Friday, 25 March 2022

The Bungles: - A Journey of the Imagination

It is always intriguing to discover the inspiration behind stories as they blossom from an idea to into something tangible. This week, Irene Cowell shares an early collaboration in the creation of The Bungles.        


One morning “The Bungles” arrived, ready for action when I awoke. My husband, artist Ken Cowell and I had already discussed a collaboration: he would illustrate, I would write, a children’s Big Book. This book would be about our son, our first born, although he would already have been about nine years old. As a little child he’d been demanding; the human equivalent of a Perpetual Motion Machine, and just like one of his TV favourites, the 80’s character Monkey, “his nature was irrepressible.” He loved running away from me in very public spaces. One wintry day, when he was about three or four years of age, he ran fully clothed into the ocean. I was following, carrying a plastic ride-on toy he’d discarded. I waded in wearing my best boots, to pull out my very soggy child. As he grew older and began playing football, there was no need to chase him. We thought he was over the running game! That is until the day he “ran away”. The sad thing was we didn’t find the note he’d left until after his friend brought him home. But he hadn’t run too far. 

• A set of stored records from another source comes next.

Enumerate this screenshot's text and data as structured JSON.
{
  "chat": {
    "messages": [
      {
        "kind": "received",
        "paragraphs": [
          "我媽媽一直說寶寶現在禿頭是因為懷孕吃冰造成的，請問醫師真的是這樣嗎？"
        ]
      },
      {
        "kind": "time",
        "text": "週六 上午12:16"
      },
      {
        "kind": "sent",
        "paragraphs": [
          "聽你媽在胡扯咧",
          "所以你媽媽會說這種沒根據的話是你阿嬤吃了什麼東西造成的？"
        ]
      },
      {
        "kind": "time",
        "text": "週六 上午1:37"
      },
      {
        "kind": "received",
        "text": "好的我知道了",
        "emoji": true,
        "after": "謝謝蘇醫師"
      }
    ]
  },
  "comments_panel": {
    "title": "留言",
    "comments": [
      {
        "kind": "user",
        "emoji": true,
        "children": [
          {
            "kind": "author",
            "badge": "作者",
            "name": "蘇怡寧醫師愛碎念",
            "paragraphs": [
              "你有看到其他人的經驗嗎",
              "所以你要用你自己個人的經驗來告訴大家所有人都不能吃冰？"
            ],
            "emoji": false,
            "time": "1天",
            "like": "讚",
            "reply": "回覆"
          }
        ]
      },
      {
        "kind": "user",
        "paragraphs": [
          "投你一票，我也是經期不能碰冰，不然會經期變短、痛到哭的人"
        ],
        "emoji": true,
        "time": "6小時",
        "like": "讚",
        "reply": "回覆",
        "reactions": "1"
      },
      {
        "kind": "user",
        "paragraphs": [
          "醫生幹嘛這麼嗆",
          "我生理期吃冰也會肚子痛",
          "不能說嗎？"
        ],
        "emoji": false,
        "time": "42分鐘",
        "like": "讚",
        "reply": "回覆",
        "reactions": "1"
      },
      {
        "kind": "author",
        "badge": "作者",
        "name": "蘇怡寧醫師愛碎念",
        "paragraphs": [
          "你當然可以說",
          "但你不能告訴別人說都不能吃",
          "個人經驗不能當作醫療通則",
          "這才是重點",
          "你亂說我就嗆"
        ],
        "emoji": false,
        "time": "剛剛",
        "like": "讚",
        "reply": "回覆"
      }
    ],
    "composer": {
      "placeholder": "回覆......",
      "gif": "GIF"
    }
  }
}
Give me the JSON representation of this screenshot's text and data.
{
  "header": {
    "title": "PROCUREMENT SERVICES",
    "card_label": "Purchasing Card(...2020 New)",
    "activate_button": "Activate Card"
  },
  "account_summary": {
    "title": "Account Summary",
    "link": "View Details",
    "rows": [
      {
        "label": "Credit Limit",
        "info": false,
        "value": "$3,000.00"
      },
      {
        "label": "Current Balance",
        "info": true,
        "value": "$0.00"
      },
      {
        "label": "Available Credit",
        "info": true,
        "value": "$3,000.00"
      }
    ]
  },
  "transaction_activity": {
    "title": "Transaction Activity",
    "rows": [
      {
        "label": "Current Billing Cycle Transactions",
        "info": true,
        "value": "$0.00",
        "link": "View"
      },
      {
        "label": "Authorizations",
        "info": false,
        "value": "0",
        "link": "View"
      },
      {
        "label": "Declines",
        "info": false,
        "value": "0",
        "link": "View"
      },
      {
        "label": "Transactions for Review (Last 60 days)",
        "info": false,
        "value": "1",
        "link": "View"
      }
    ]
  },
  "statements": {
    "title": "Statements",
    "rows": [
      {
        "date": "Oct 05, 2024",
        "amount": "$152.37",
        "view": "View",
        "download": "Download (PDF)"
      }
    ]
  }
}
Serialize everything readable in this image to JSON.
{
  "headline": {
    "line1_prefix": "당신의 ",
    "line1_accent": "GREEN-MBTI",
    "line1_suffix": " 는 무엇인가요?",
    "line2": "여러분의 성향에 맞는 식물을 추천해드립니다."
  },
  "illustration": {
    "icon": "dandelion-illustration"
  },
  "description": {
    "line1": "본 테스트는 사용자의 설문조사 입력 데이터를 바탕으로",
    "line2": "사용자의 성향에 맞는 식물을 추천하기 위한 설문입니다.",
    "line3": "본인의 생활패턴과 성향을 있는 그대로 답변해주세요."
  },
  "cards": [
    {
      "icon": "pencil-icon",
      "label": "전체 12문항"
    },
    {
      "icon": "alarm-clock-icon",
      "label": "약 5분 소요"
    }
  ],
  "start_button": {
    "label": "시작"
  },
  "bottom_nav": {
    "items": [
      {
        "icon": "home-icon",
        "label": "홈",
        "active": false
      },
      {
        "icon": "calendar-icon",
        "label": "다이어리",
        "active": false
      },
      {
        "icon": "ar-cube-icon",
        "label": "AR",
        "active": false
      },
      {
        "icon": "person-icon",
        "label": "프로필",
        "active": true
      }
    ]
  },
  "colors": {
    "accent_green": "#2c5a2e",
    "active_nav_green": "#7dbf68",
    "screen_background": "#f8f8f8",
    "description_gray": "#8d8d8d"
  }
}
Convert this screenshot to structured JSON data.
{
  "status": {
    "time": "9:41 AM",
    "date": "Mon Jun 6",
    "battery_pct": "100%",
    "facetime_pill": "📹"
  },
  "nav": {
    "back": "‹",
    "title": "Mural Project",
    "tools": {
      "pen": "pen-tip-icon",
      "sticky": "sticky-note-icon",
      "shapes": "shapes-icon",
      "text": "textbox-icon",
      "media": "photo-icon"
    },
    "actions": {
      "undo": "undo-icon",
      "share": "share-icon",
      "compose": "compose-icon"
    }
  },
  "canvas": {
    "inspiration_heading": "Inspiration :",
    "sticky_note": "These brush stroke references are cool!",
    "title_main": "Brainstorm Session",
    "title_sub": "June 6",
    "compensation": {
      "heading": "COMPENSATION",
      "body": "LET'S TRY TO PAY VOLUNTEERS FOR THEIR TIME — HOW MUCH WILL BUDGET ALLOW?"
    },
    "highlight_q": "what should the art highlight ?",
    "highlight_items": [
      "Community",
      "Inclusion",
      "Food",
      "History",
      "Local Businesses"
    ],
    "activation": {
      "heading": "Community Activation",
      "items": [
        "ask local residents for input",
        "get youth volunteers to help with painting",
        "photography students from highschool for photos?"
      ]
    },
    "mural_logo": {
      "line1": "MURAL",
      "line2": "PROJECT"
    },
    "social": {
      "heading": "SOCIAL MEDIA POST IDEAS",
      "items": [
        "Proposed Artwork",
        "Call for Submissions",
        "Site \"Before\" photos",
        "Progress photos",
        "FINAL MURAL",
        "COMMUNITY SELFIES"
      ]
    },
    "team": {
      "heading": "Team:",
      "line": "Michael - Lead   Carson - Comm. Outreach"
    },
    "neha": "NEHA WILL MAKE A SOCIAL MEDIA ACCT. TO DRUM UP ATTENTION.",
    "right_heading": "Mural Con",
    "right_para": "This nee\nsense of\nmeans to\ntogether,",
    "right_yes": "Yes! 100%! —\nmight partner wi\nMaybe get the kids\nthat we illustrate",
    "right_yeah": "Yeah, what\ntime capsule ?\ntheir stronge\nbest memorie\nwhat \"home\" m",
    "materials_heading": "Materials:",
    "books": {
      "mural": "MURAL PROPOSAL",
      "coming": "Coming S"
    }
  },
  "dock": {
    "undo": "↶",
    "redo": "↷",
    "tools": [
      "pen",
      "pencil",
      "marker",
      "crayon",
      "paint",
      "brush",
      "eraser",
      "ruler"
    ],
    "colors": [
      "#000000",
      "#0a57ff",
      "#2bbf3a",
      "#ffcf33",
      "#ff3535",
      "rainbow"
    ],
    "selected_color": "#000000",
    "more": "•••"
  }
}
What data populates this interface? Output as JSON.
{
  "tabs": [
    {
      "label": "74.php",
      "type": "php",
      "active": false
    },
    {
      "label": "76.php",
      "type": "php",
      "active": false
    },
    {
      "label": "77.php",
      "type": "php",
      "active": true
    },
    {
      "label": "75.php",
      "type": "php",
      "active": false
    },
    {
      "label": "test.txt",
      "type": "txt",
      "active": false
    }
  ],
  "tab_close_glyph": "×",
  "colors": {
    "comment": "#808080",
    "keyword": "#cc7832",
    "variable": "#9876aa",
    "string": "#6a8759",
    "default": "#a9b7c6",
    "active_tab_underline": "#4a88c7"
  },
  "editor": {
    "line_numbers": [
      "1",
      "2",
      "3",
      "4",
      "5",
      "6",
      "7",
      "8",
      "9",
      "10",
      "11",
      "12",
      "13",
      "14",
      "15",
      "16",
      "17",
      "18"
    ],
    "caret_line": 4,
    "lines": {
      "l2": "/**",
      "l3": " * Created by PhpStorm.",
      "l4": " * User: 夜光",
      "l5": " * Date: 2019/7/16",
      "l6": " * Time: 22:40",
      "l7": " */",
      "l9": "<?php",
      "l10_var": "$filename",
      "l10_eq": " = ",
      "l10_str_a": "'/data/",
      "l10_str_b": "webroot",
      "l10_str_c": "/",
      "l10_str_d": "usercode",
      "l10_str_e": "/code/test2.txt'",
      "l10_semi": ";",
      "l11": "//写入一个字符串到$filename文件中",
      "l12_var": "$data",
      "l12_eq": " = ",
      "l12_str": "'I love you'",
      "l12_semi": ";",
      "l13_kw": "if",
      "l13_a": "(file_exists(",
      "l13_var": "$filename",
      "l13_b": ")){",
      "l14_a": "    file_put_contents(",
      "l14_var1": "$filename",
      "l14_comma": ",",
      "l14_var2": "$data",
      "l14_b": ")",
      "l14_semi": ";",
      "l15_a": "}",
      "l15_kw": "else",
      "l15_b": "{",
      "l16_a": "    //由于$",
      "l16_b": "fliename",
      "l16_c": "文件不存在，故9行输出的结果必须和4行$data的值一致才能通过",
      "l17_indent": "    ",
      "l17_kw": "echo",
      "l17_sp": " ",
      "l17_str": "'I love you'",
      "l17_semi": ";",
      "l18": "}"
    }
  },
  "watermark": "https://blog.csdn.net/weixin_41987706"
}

Why, you might ask, am I recounting these painful, slightly comical memories? It’s possible you’re even shaking your head at our ineptness as parents. But this is where the Bungles came from. We could imagine these potato-like creatures that would invade our hero’s home after dark. Each night of the week they would return, making more trouble, until mum’s arrival turned the chaos into fun.

Image from The Bungles. © Ken Cowell

The book with Ken’s joyous black and white illustrations was finished around 1988. I read it at school, children loved it. It took on a life of its own. I adapted the Bungles for teaching reading skills. We had fun singing the Bungles’ Song. We danced to it with our teddies so we could be naughty like the Bungles and “throw them down the stairs”. One of my Kindergarten boys returning a copy of the book he’d taken home told me with big expressive eyes, “Guess what, the Bungles came to my house last night!” I didn’t dare ask what they’d done. I used the Bungles to illustrate teaching techniques at a Literacy workshop. Later It morphed into “The Bungles- the Musical”, at a local schools’ concert. With Ken’s pop art props and a class of enthusiastic performers the Bungles came to life again.

Image from The Bungles. © Ken Cowell

No one ever questioned-“ Where did the Bungles come from?” Or- “What did the story mean?” But even though it was never articulated, the images and story of the Bungles was always met with enthusiasm. Recently I unpacked the slightly tattered original that had survived the move to another state and a very different time. The illustrations still had as much life in them as they had about thirty years ago. They could enthuse another generation of young readers. 


Some fun facts: As a teenager our son recorded himself on guitar and keyboard for the musical version. In the 90’s he was performing in a Punk Band. 

And just so you don’t have to ask…these days he’s a great Dad, and that ”irrepressible” grin can still be seen.


Irene Cowell
Author/illustrator of Y/A Fantasy
Rainbow Island Tapestry of Time, Forty South Publishing.

1 comment:

  1. I was so hoping that the ending to the sentence in fun facts about playing in the Punk Band was that a member in the audience had asked him to sing/play Bungles: the musical.